Ask HN: What are your goals for October? - quizbiz

My goal is to launch my event photography online magazine with a revenue model and finish all my deliverables for a client. hold me to it!
======
kingofspain
I've got a few freelance gigs I need to finish off, write a fairly complex
iPhone app for a boss who doesn't/won't understand that I can't do this as
quickly as changing images on a website; and most importantly, start shooting
my damned film (which will make all those other hassles worthwhile!)

------
iuguy
Get a service I've been working on for the past few months finally finished up
and out.

Get the backend for a threat management service we provide almost totally
automated.

------
megamark16
My goal is to get a paying customer for my database webapp builder.

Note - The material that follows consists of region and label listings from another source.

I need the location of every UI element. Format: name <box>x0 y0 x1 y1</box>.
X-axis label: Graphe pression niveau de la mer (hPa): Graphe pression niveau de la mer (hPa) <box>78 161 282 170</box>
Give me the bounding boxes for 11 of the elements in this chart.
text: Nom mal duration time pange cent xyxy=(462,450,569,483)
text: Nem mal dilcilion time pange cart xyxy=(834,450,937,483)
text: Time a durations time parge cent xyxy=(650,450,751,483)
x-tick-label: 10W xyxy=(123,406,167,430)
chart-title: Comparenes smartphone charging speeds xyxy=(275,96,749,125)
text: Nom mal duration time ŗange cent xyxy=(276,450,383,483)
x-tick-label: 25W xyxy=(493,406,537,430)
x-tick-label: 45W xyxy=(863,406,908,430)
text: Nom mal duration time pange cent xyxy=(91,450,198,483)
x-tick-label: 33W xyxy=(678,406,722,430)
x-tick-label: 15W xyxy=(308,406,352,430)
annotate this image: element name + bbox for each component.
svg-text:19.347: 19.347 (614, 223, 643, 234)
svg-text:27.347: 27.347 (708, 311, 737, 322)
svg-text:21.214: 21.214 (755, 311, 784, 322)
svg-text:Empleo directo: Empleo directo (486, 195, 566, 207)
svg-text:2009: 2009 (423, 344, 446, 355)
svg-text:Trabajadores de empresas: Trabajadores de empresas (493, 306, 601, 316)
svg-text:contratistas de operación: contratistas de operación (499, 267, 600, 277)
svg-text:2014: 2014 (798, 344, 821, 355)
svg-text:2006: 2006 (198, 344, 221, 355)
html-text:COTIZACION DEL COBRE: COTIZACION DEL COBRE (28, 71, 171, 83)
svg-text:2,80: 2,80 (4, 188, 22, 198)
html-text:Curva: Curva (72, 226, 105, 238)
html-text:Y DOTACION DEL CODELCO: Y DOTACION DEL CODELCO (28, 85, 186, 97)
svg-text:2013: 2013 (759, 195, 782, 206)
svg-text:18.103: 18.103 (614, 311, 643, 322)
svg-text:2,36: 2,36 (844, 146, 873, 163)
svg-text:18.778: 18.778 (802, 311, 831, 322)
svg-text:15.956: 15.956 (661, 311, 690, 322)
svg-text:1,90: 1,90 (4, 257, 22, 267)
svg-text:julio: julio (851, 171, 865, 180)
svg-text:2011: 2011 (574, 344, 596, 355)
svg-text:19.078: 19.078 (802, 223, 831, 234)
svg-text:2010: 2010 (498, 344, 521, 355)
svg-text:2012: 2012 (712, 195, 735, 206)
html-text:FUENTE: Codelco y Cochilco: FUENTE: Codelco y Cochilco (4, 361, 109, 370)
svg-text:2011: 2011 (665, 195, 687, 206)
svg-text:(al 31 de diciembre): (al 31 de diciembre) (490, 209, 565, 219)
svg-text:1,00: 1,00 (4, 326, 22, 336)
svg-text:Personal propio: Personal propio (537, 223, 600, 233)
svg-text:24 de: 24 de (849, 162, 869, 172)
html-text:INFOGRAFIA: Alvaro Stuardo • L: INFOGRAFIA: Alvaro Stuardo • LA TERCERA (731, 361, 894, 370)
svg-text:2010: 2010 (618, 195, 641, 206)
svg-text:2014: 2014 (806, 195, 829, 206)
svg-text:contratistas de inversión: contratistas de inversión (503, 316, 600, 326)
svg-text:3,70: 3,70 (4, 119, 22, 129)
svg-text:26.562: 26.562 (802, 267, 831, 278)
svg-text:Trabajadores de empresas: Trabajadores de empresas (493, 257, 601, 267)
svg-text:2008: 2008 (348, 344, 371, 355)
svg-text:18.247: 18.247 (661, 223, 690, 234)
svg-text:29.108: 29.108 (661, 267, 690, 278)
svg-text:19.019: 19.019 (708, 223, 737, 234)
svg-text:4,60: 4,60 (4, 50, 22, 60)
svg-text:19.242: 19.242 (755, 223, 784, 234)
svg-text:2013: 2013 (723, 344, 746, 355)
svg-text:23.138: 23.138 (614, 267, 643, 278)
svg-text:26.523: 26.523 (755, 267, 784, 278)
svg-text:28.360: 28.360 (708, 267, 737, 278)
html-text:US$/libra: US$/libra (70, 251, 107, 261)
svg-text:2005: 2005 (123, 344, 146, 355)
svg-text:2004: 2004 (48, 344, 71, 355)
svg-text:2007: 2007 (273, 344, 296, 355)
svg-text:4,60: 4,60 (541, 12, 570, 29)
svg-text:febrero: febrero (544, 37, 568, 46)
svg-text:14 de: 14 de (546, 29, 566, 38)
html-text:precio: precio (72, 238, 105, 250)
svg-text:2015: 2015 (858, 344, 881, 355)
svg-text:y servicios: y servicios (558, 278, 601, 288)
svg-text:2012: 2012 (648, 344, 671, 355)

I've got
two interested parties, I just need to close the deals and get them to agree
to pay me :-)

------
db42
I want to finish a linux files managing application that I have thought a few
days back. Though I haven't started coding yet, I hope to complete it by oct
end.

------
cperciva
My goal is to finish log cleaning and release my key-value store.

------
monirz77
My goal is finish up my application for the Peace Corps, after postponing it
for 3 long years. They keep knocking my door since 2007 when I indicated my
interest. Gotta do it this time while my knees are still strong.

And I can die when my legacy is realized - help out, and make this world a
better place before I came. I can no longer waste my time, channeling my
energy into something I'm not even passionate about.